What we see today is a restoration of the original as during World War II, the Germans destroyed the palace. One of the most famous rooms is the amber room (the one room where photography is NOT allowed). This room was looted by Nazi Germany during the war and there were attempts to locate it whereabouts but it was never found. The room now has been restored to its original appearance, believed to have cost 11 million Euros.
The palace is so extravagant; it appeared that no expense was spared. It is reported that over 100 kgs of gold was used to gild the exterior.
And internally the ornate wall carvings and ceiling are gilded in gold, while some of the rooms, the walls are covered in either silk, mirrors and/or oil paintings.
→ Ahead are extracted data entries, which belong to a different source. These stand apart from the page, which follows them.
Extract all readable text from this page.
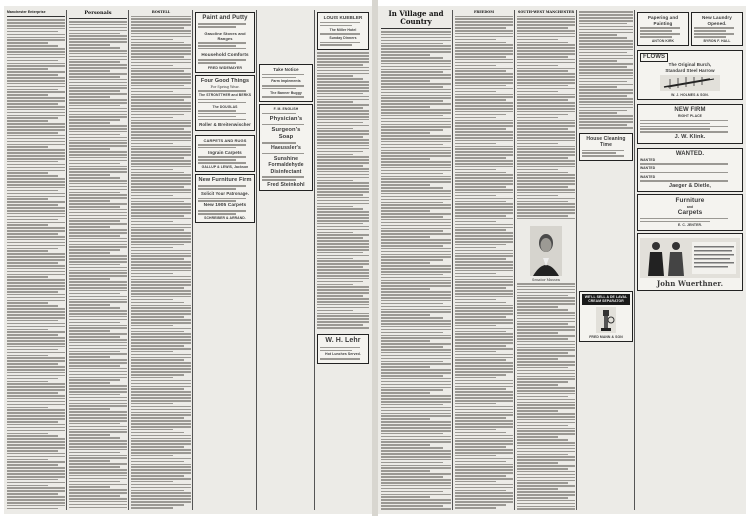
Manchester Enterprise	Personals	BOSTELL
Paint and Putty
Gasoline Stoves and Ranges
Household Comforts
FRED WIDEMAYER
Four Good Things
For Spring Wear.
The STRONTTHER and BERKS
The DOUGLAS
Roller & Breitenwischer
CARPETS AND RUGS
Ingrain Carpets
GALLUP & LEWIS, Jackson
New Furniture Firm
Solicit Your Patronage.
New 1905 Carpets
SCHREIBER & ARRAND.
Take Notice
Farm Implements
The Banner Buggy
F. M. ENGLISH
Physician's
Surgeon's
Soap
Haeussler's
Sunshine
Formaldehyde
Disinfectant
Fred Steinkohl
LOUIS KUEBLER
The Miller Hotel
Sunday Dinners
W. H. Lehr
Hot Lunches Served.
In Village and Country
FREEDOM	SOUTH-WEST MANCHESTER
Senator Mussen
House Cleaning Time
WE'LL SELL A DE LAVAL CREAM SEPARATOR
FRED MANN & SON
Papering and Painting
ANTON KIRK
New Laundry Opened.
BYRON F. HALL
FLOWS
The Original Burch,
Standard Steel Harrow
W. J. HOLMES & SON.
NEW FIRM
RIGHT PLACE
J. W. Klink.
WANTED.
WANTED
WANTED
WANTED
Jaeger & Dietle,
Furniture
and
Carpets
E. C. JENTER.
John Wuerthner.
Even the ceilings are not forgotten, of course. Look up and it is very highly likely that it would be beautifully painted. Each room we enter seems more grand then the next. There is just no way to notice all the detail of every room. Upon reaching the ballroom, we admit that for a second we are swept back a few hundred years and picture ourselves waltzing…. Ok, so we didn’t picture the waltzing part, we actually did a 20-second waltz, but when you see the ballroom, you will understand why!
The gardens of Catherine Palace were not as impressive as that of Peterhof Palace. Interestingly, while Peterhof Palace was full of fountains, Catherine Palace did not have a single one. Catherine did not care for fountains so preferred to have a lake instead.
After one week in Russia, we have been awestruck by the lavish lifestyle that were had by the Emperors and Empresses.